CDC: Their Could be 1.4 million Ebola cases by the New Year

If the world doesn't get the Ebola outbreak in West Africa under control quickly, the disease could become a permanent fixture in the region, spreading as routinely as malaria or the flu, the World Health Organization warns Tuesday in a new report.
In the worst-case scenario – if nothing is done to effectively control the outbreak — there could be 1.4 million Ebola cases in Liberia and Sierra Leone by the end of January, according to a report released Tuesday by the Centers for Disease Control and Prevention.
That sort of exponential increase in cases makes it more likely that Ebola will become entrenched in West Africa, said Robert Murphy, a professor of medicine and biomedical engineering at Northwestern University.

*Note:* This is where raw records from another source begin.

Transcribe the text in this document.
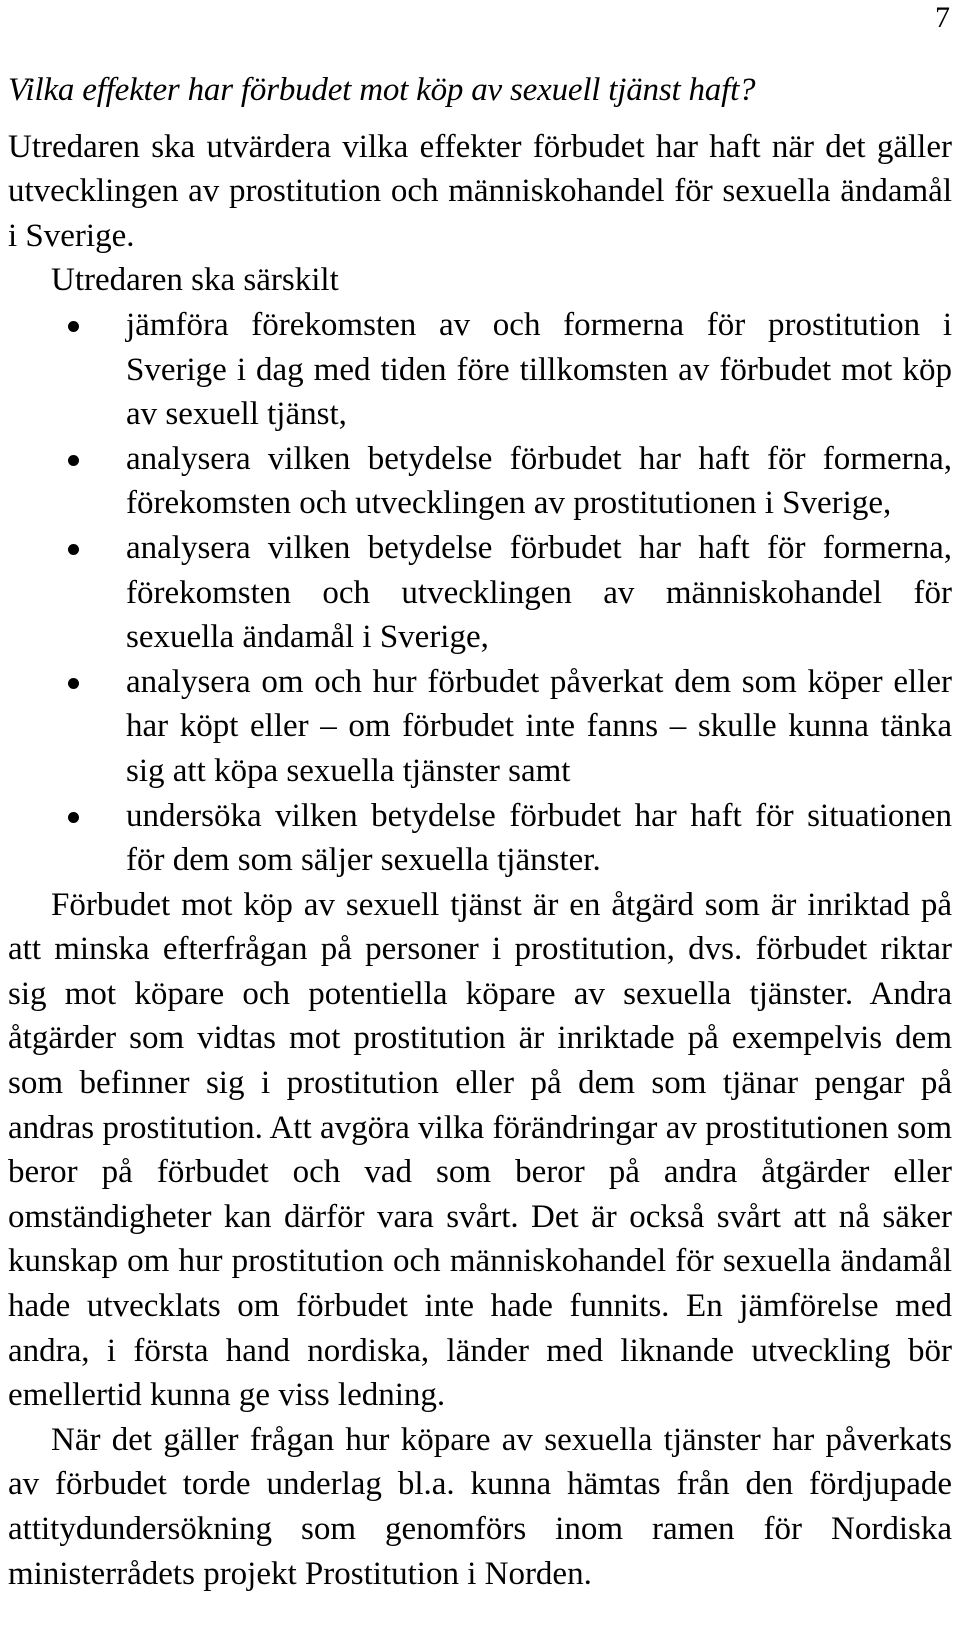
7

Vilka effekter har förbudet mot köp av sexuell tjänst haft?

Utredaren ska utvärdera vilka effekter förbudet har haft när det gäller utvecklingen av prostitution och människohandel för sexuella ändamål i Sverige.

Utredaren ska särskilt

jämföra förekomsten av och formerna för prostitution i Sverige i dag med tiden före tillkomsten av förbudet mot köp av sexuell tjänst,
analysera vilken betydelse förbudet har haft för formerna, förekomsten och utvecklingen av prostitutionen i Sverige,
analysera vilken betydelse förbudet har haft för formerna, förekomsten och utvecklingen av människohandel för sexuella ändamål i Sverige,
analysera om och hur förbudet påverkat dem som köper eller har köpt eller – om förbudet inte fanns – skulle kunna tänka sig att köpa sexuella tjänster samt
undersöka vilken betydelse förbudet har haft för situationen för dem som säljer sexuella tjänster.

Förbudet mot köp av sexuell tjänst är en åtgärd som är inriktad på att minska efterfrågan på personer i prostitution, dvs. förbudet riktar sig mot köpare och potentiella köpare av sexuella tjänster. Andra åtgärder som vidtas mot prostitution är inriktade på exempelvis dem som befinner sig i prostitution eller på dem som tjänar pengar på andras prostitution. Att avgöra vilka förändringar av prostitutionen som beror på förbudet och vad som beror på andra åtgärder eller omständigheter kan därför vara svårt. Det är också svårt att nå säker kunskap om hur prostitution och människohandel för sexuella ändamål hade utvecklats om förbudet inte hade funnits. En jämförelse med andra, i första hand nordiska, länder med liknande utveckling bör emellertid kunna ge viss ledning.

När det gäller frågan hur köpare av sexuella tjänster har påverkats av förbudet torde underlag bl.a. kunna hämtas från den fördjupade attitydundersökning som genomförs inom ramen för Nordiska ministerrådets projekt Prostitution i Norden.
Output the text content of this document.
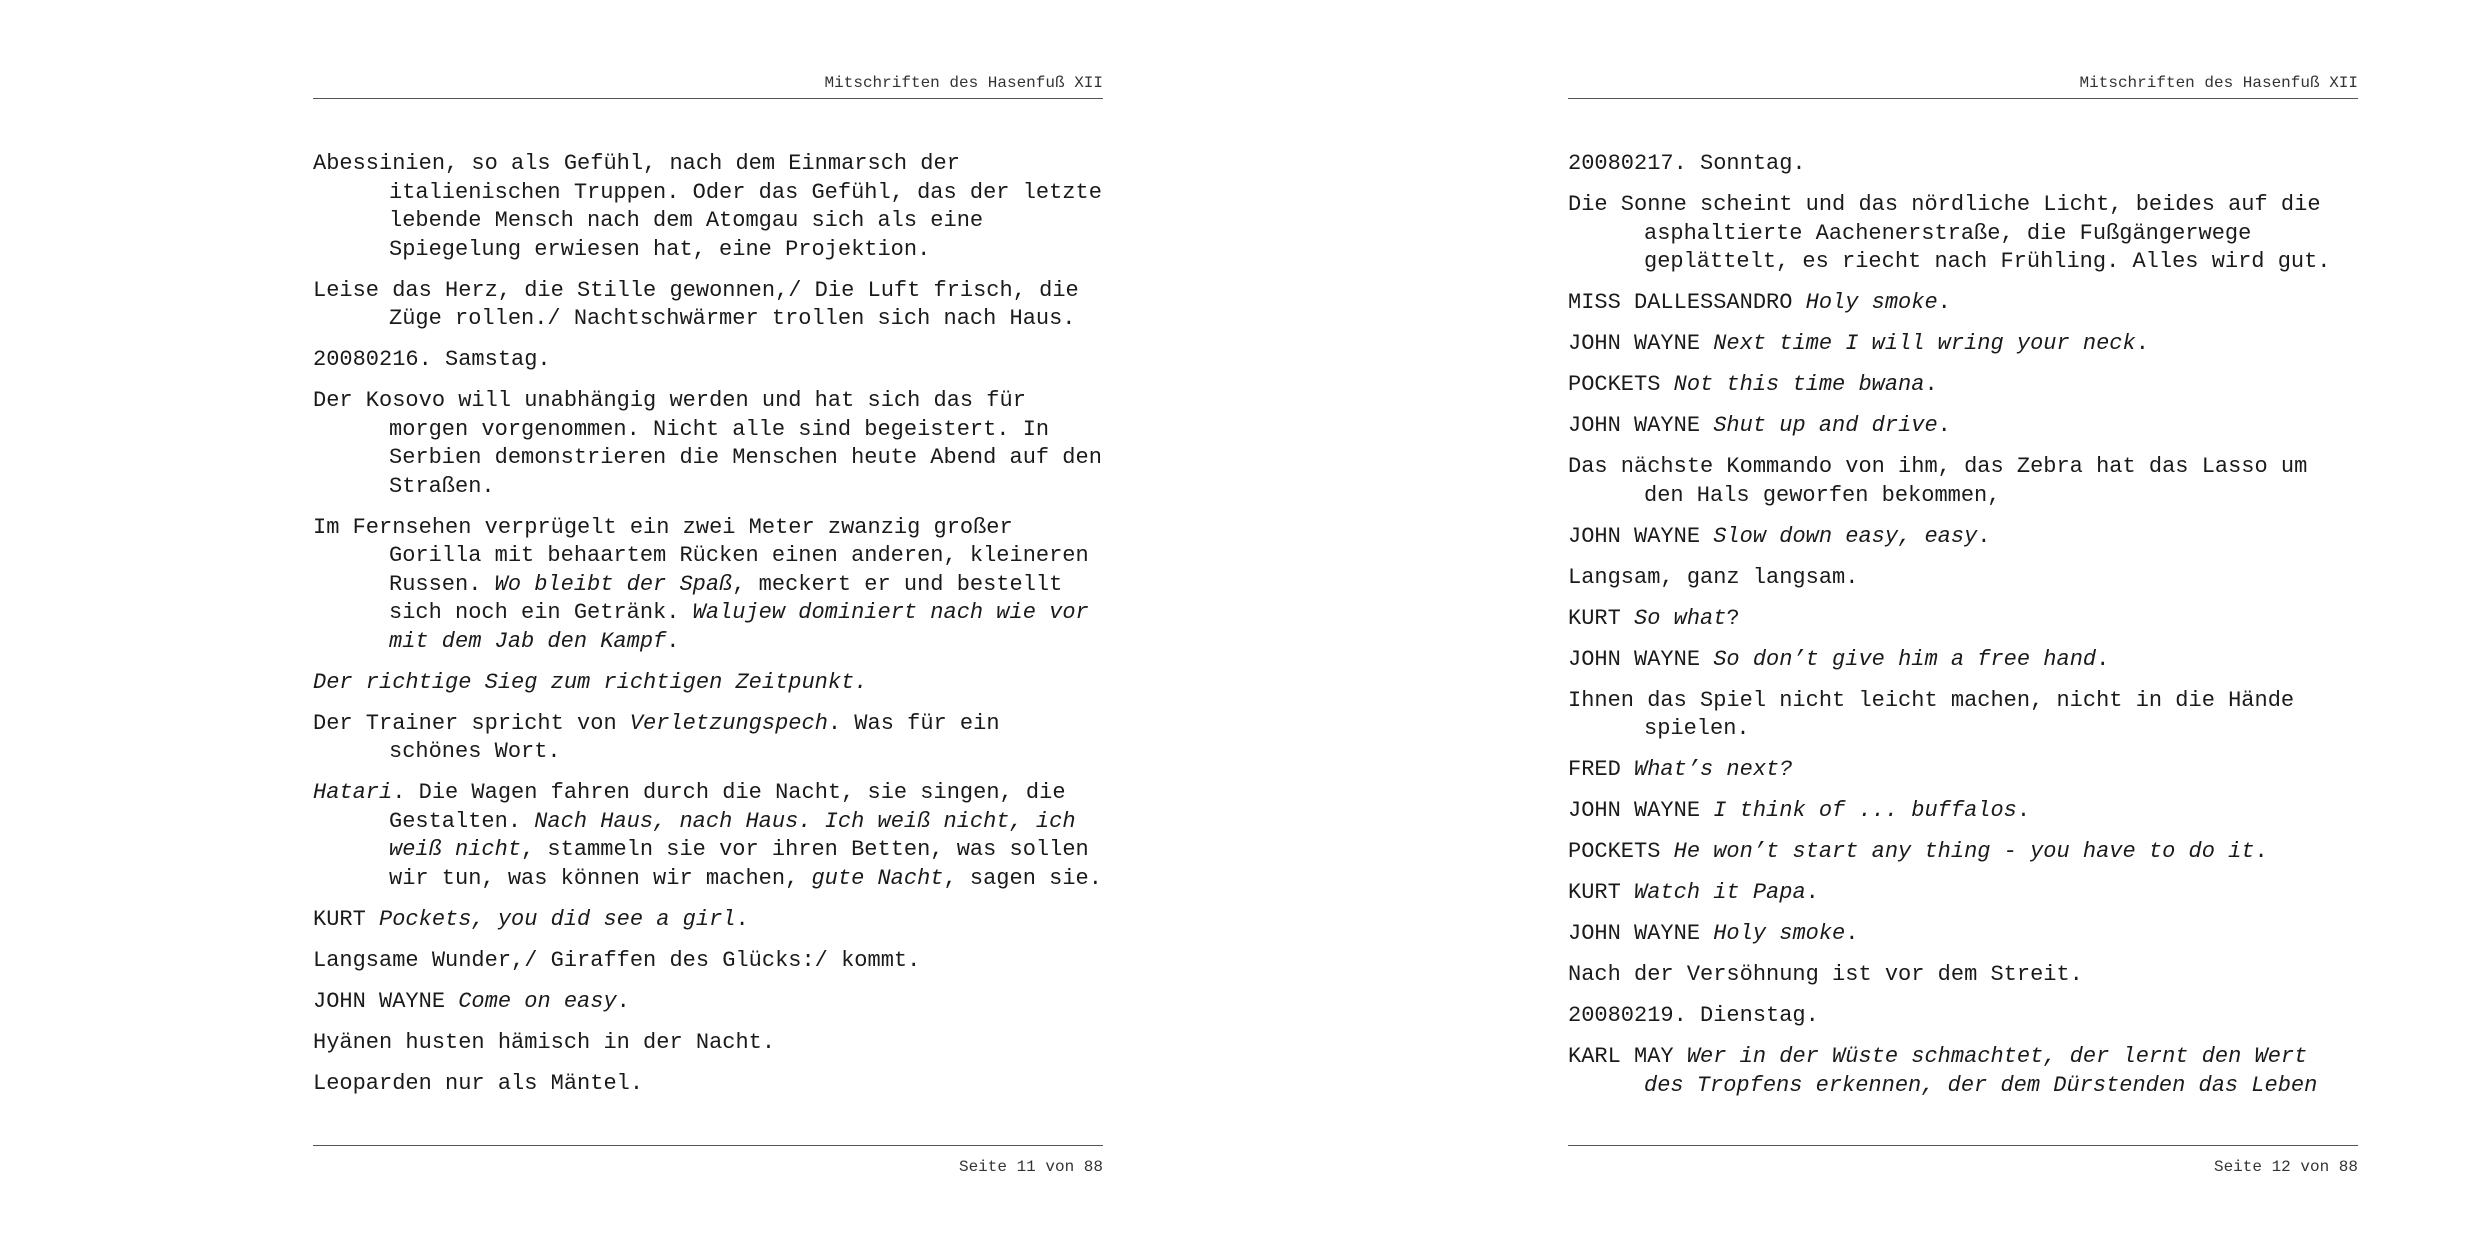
Mitschriften des Hasenfuß XII

Abessinien, so als Gefühl, nach dem Einmarsch der italienischen Truppen. Oder das Gefühl, das der letzte lebende Mensch nach dem Atomgau sich als eine Spiegelung erwiesen hat, eine Projektion.

Leise das Herz, die Stille gewonnen,/ Die Luft frisch, die Züge rollen./ Nachtschwärmer trollen sich nach Haus.

20080216. Samstag.

Der Kosovo will unabhängig werden und hat sich das für morgen vorgenommen. Nicht alle sind begeistert. In Serbien demonstrieren die Menschen heute Abend auf den Straßen.

Im Fernsehen verprügelt ein zwei Meter zwanzig großer Gorilla mit behaartem Rücken einen anderen, kleineren Russen. Wo bleibt der Spaß, meckert er und bestellt sich noch ein Getränk. Walujew dominiert nach wie vor mit dem Jab den Kampf.

Der richtige Sieg zum richtigen Zeitpunkt.

Der Trainer spricht von Verletzungspech. Was für ein schönes Wort.

Hatari. Die Wagen fahren durch die Nacht, sie singen, die Gestalten. Nach Haus, nach Haus. Ich weiß nicht, ich weiß nicht, stammeln sie vor ihren Betten, was sollen wir tun, was können wir machen, gute Nacht, sagen sie.

KURT Pockets, you did see a girl.

Langsame Wunder,/ Giraffen des Glücks:/ kommt.

JOHN WAYNE Come on easy.

Hyänen husten hämisch in der Nacht.

Leoparden nur als Mäntel.

Seite 11 von 88
Mitschriften des Hasenfuß XII

20080217. Sonntag.

Die Sonne scheint und das nördliche Licht, beides auf die asphaltierte Aachenerstraße, die Fußgängerwege geplättelt, es riecht nach Frühling. Alles wird gut.

MISS DALLESSANDRO Holy smoke.

JOHN WAYNE Next time I will wring your neck.

POCKETS Not this time bwana.

JOHN WAYNE Shut up and drive.

Das nächste Kommando von ihm, das Zebra hat das Lasso um den Hals geworfen bekommen,

JOHN WAYNE Slow down easy, easy.

Langsam, ganz langsam.

KURT So what?

JOHN WAYNE So don’t give him a free hand.

Ihnen das Spiel nicht leicht machen, nicht in die Hände spielen.

FRED What’s next?

JOHN WAYNE I think of ... buffalos.

POCKETS He won’t start any thing - you have to do it.

KURT Watch it Papa.

JOHN WAYNE Holy smoke.

Nach der Versöhnung ist vor dem Streit.

20080219. Dienstag.

KARL MAY Wer in der Wüste schmachtet, der lernt den Wert des Tropfens erkennen, der dem Dürstenden das Leben

Seite 12 von 88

If there are hundreds of thousands of Ebola cases, then "many more countries will have cases, and it won't be just West Africa," Murphy said. "There is so much mobility now, this can spread anywhere."
CDC officials say it's still possible to avoid this worst-case.
"It is still possible to reverse the epidemic, and we believe this can be done if a sufficient number of all patients are effectively isolated, either in Ebola Treatment Units or in other settings, such as community-based or home care," said Tom Frieden, director of the Centers for Disease Control and Prevention.
"Once a sufficient number of Ebola patients are isolated, cases will decline very rapidly – almost as rapidly as they rose. … A surge now can break the back of the epidemic."
The notion that Ebola could become endemic in West Africa —— spreading routinely, rather than in sporadic outbreaks — is "a prospect that has never before been contemplated," according to a report published online in the New England Journal of Medicine.
There could be 20,000 cases by Nov. 2, with thousands of new cases per week, the report said. About 70% of patients are dying from the illness.